When a feature is being built, the modeling engine is carrying out an instruction in the file's instruction set. The resulting information is geometry in the design space. SOLIDWORKS will check this geometry against existing geometry in the model to make sure it "fits" geometrically.
By default, SOLIDWORKS checks the geometry it is building against the adjacent faces, that is, the faces that share an edge with the face(s) of the feature it is building. If you are building a fillet, for example, SOLIDWORKS checks to see if the face of the fillet fits with the faces the fillet shares edges with ("connects to"). If it fits, SOLIDWORKS moves on. If not, an error is generated.
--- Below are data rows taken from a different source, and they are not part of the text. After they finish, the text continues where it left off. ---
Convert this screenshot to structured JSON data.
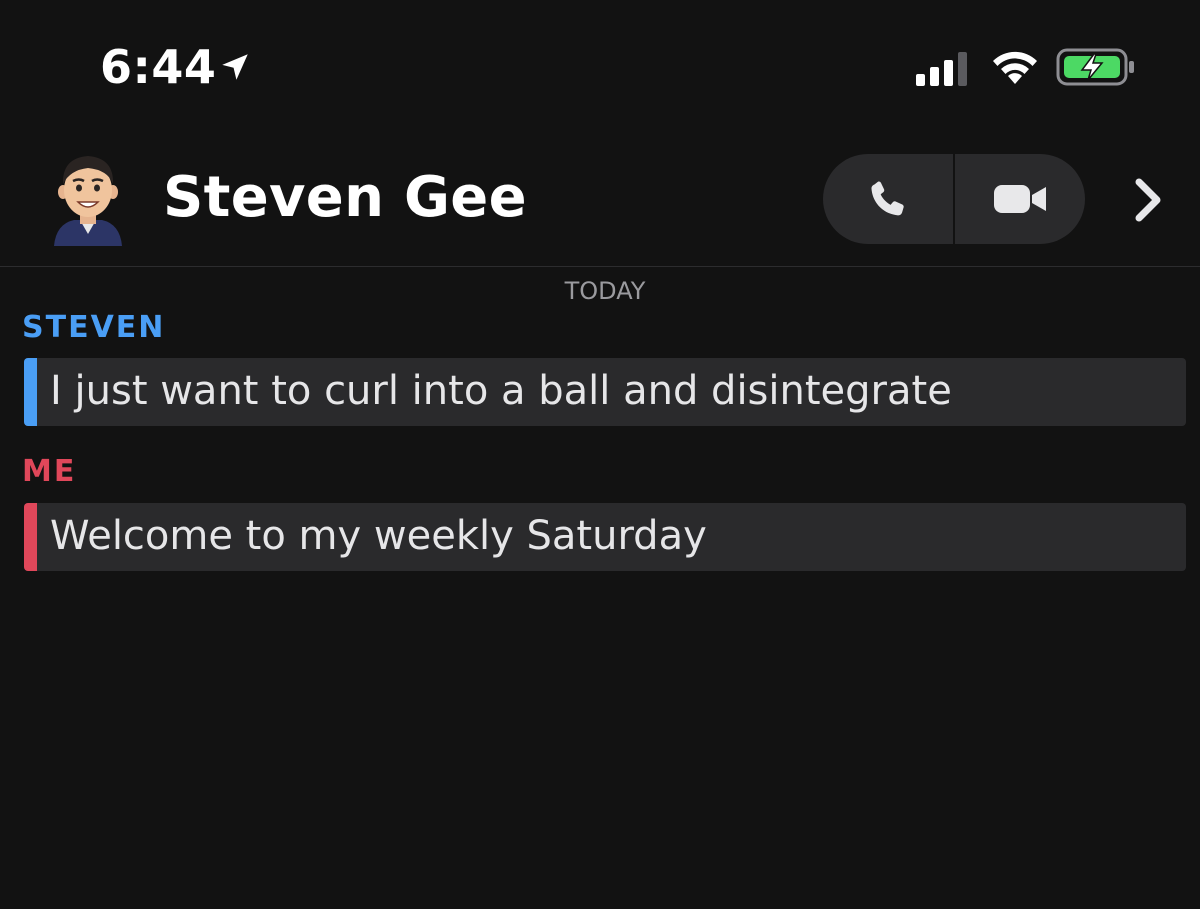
{
  "status_bar": {
    "time": "6:44",
    "icons": [
      "location-arrow-icon",
      "cellular-signal-icon",
      "wifi-icon",
      "battery-charging-icon"
    ],
    "battery_color": "#4cd964"
  },
  "header": {
    "contact_name": "Steven Gee",
    "avatar": "bitmoji-avatar",
    "actions": {
      "phone": "phone-icon",
      "video": "video-camera-icon",
      "more": "chevron-right-icon"
    }
  },
  "chat": {
    "date_label": "TODAY",
    "messages": [
      {
        "sender": "STEVEN",
        "text": "I just want to curl into a ball and disintegrate",
        "color": "#4a9ef5"
      },
      {
        "sender": "ME",
        "text": "Welcome to my weekly Saturday",
        "color": "#e0475a"
      }
    ]
  },
  "colors": {
    "background": "#121212",
    "bubble": "#2a2a2c",
    "steven_accent": "#4a9ef5",
    "me_accent": "#e0475a"
  }
}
While this level of geometry checking is generally efficient, in some cases it is not sufficient. There can be cases where the face being built intersects with faces already in the model, but there is no intentional connection; they aren't supposed to share edges. While this will certainly be a problem, the default level of checking doesn't catch this because it only checks against faces it is supposed to connect with.
For this reason, SOLIDWORKS has another level of checking. Tools > Options, System Options > Performance has a switch called Verification on Rebuild/Enable Advanced Geometry Checking. When this is active, SOLIDWORKS checks the face it is building against all existing faces in the model.This ensures nothing sneaks past, but it does come at the cost of performance, especially in large and complex models with many faces.
In the end, what I recommend is this: as part of your release procedure, activate the Verification on Rebuild option and hit CTRL-Q. Do this on every part you make, every assembly, and every drawing and you will ensure the highest quality model and drawing geometry possible.